Why the sudden embrace of such extreme measures?

Multiple violent incidents at the Central Oklahoma Juvenile Detention Center in Tecumseh are commonly cited as the cause. One juvenile suffered a brain injury after being beaten in one incident, while in another local law enforcement had to be brought in to preserve order following a violent incident involving multiple juveniles.

The recent outbreak came after the closure of the L.E. Rader Center in Sand Springs the state’s only maximum-security juvenile facility. The youths incarcerated there were transferred

Office of Juvenile Affairs closed the state’s only maximum-security juvenile facility, the L.E. Rader Center in Sand Springs, and transferred some of the youths from there to the state’s two other juvenile institutions.

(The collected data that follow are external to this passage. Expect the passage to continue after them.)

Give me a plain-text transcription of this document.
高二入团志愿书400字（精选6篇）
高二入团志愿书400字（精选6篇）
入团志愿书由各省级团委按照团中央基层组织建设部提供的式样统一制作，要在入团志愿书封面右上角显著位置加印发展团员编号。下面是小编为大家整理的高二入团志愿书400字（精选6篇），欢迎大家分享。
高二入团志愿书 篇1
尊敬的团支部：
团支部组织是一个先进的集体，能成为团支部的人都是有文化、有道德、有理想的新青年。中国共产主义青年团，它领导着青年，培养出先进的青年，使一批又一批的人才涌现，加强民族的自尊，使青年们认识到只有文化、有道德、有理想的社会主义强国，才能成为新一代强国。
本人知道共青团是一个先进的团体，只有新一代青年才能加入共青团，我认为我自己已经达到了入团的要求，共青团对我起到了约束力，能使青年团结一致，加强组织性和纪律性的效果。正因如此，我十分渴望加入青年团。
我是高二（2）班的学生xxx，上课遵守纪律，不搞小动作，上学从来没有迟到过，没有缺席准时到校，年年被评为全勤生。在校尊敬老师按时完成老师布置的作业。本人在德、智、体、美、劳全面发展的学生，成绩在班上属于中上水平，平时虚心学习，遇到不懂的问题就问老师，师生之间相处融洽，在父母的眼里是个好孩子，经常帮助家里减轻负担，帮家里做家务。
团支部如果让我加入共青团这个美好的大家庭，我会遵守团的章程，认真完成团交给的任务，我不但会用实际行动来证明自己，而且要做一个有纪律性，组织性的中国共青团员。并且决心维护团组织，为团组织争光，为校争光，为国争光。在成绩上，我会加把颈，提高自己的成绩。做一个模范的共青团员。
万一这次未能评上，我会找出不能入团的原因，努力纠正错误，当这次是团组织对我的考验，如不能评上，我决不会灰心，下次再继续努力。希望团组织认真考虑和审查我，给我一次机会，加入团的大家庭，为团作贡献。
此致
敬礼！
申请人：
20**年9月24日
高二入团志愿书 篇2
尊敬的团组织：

Tulsa attorney Steven Novick does not think this reaction is justified. This is worth mentioning because Novick is the attorney who spearheaded the 1978 federal lawsuit that began a series of sweeping reforms to the juvenile system.
The suit was filed on behalf of a boy, under the pseudonym of Terry D.,  who described conditions that often included  the use of hogties and days of solitary confinement. After touring one of the facilities Novik deemed the stories well founded.  Barbara Hoberock comments on this in her recent article in Tulsa World:
He said the staff was proud of what it had been doing, adding that staff members were ‘every bit as institutionalized as the kids were. They didn’t see what they were doing as possibly wrong or harmful. That was the springboard.’
The allegations mounted, Novick said, and the suit alleged that children were subjected to abusive use of restraints and solitary confinement and that staff used tranquilizing drugs to control juveniles, rather than treat them.
‘There was compelling evidence to support all those allegations,’ he said. In addition, children who had done nothing wrong – such as victims of neglect – were housed with those who had been adjudicated of crimes, Novick said.

The lawsuit was an arduous battle, leading to a consent decree in 1984 that banned abusive practices and closed many juvenile detention facilities. The case finally reached it’s conclusion in the late 1990s with an order of dismissal outlining guidelines for treatment.

Since the dismissal order Novik believes the system has started moving toward more of a corrections model than a true juvenile justice system. The current bills which would allow pepper spray, tazers, and maximum security spaces would seem to bear that out.

Of course supporters have a different view. House Speaker Kris Steele, R-Shawnee, is reported in the Bixby Bulletin as saying:

‘In the grand scheme of things, the proposals before the agency’s board are band-aids to a larger problem,’ Steele said. ‘Eventually, the state needs to address how to create proper space and methods to handle high-risk juvenile offenders. Until that happens, we’ve got to do the best we can with what we have, and I thank the agency, its board members and my fellow legislators for working to do exactly that.’

Hoberock’s article supplies the needed riposte:

Linda Terrell, executive director of the Oklahoma Institute for Child Advocacy, is concerned that the proposals offered by OJA are more punitive.

‘We need to remember that they are children,’ she said.

Well said, Ms. Terrell, well said. All you need to do is look through our blog posts to see ample evidence that this incarceration based model is more expensive, less effective, and more dangerous than rehabilitation programs that focus on getting the youth integrated back into society.

Oklahoma is clearly taking steps in the other direction.